Thursday, May 22, 2014

7 Critical Issues Regarding LinkedIn (Part 6 of 7)


Issue #6: Will the rising cost of a Recruiter Corporate account price independent recruiters out of the market?

LinkedIn was built by recruiters.  It was not built by the millions of individuals who have a few connections (more than 1/3 of LinkedIn® members have one or fewer connections); it was built by recruiters with thousands of direct connections.

Even today, if all recruiters closed their accounts, LinkedIn would be a shell of itself and the networks of its members would shrivel. 

Unfortunately, by pricing their flagship Recruiter Corporate at $8,639.40 per year, most recruiters who do not already have a Recruiter Corporate account cannot afford the price of entry.

So while large corporations, through volume discounts might pay $1,500.00 per year per account, the little guy takes a beating.

True, LinkedIn offers lower-priced products – but, they also offer fewer features and are less effective.

LinkedIn is also reducing the capabilities with the Recruiter Corporate account.  Earlier this year they started charging for InMail messages sent through Recruiter to group members.  For recruiters who heavily use InMail this represents a significant price increase without raising the base price. 

In 2013 they removed a key sorting feature, making it more time-consuming to identify potential recruits. 

It’s fair to say that if LinkedIn continues to see itself as a monopoly, and set its pricing accordingly, when the old guard recruiters retire you will know why it’s tough to find a knowledgeable recruiter.

Solutions


What can LinkedIn do?


Plenty.  They could start by re-instating features of the Recruiter account that they have removed. 

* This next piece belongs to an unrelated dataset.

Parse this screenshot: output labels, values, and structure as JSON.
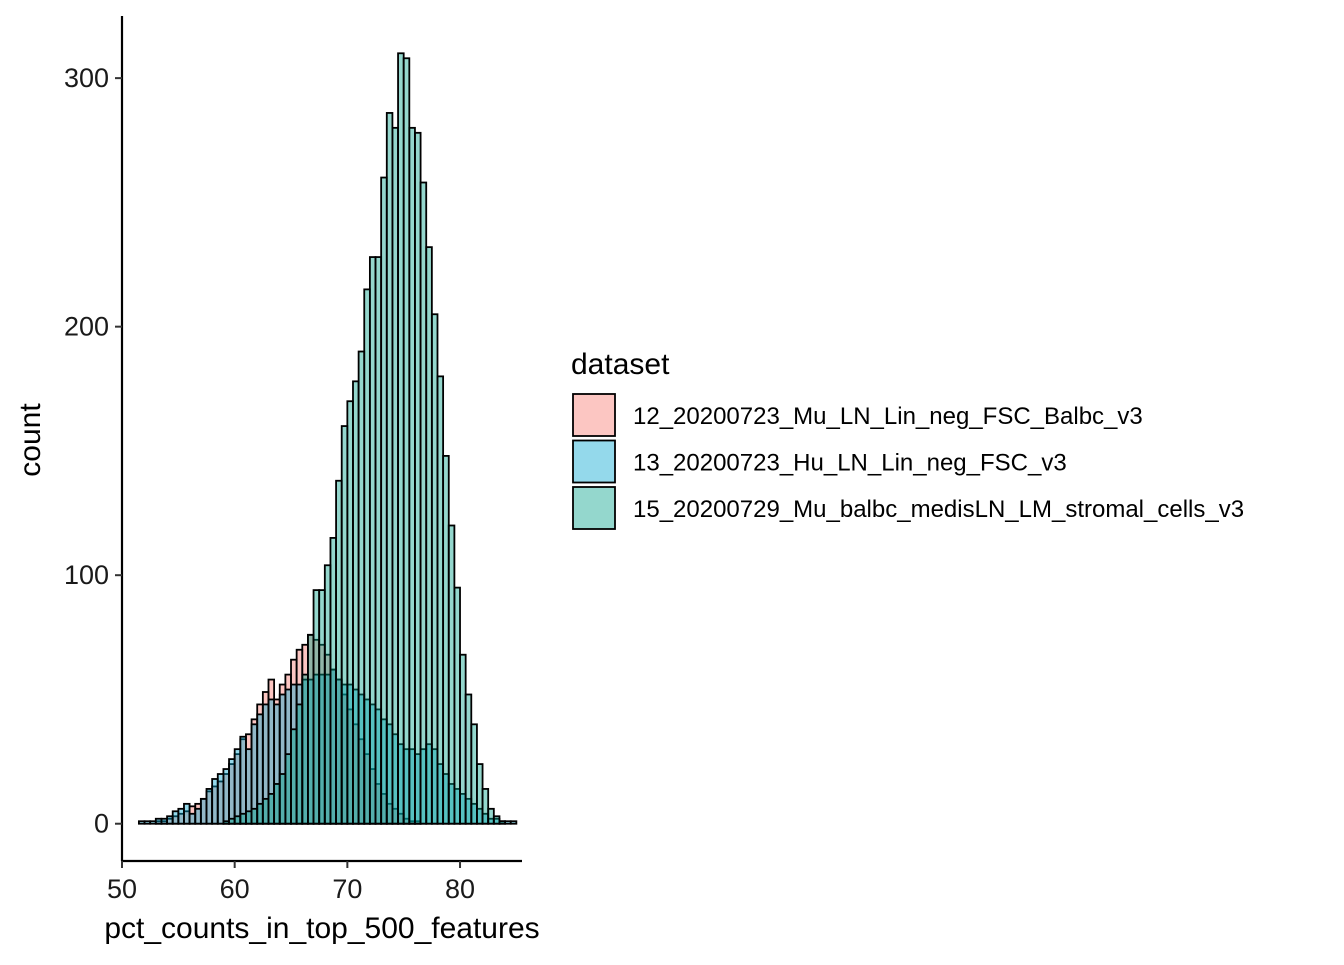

From a pricing standpoint, I don’t think they care if independent recruiters can afford it, if they can find enough corporations who are willing to commit.  So far, that doesn’t seem to be a problem as their Talent Solutions products are growing at a faster pace than the rest of LinkedIn and will exceed $1B in sales in 2014.

As a public company, LinkedIn answers to Wall Street.  Wall Street wants results today, not in 2019.  If LinkedIn’s growth levels out, the more pressure there will be to raise prices even further. 

If they continue to grow, they won’t be reducing prices – why should they?  If their growth should slow, there will be more pressure to raise prices to satisfy Wall Street. 

They won’t be reducing prices until there is an alternative to LinkedIn.


What can individual members do?


Unfortunately, existing recruiters can’t realistically protest by cancelling their account – the price for re-entry would be much steeper AND since their data in their Recruiter account cannot be exported, all of their data in the account would be lost.  In addition, Recruiter account contracts are for one year – they would still have to pay for the remaining months even if they were not using it.

Regardless of the type of account a recruiter may use - anywhere from a free account up to Recruiter Corporate, almost all recruiters use LinkedIn because it is a treasure trove of potential clients and candidates.  Even though larger companies have a significant price advantage, the independent recruiters will continue to use LinkedIn until there is a better option.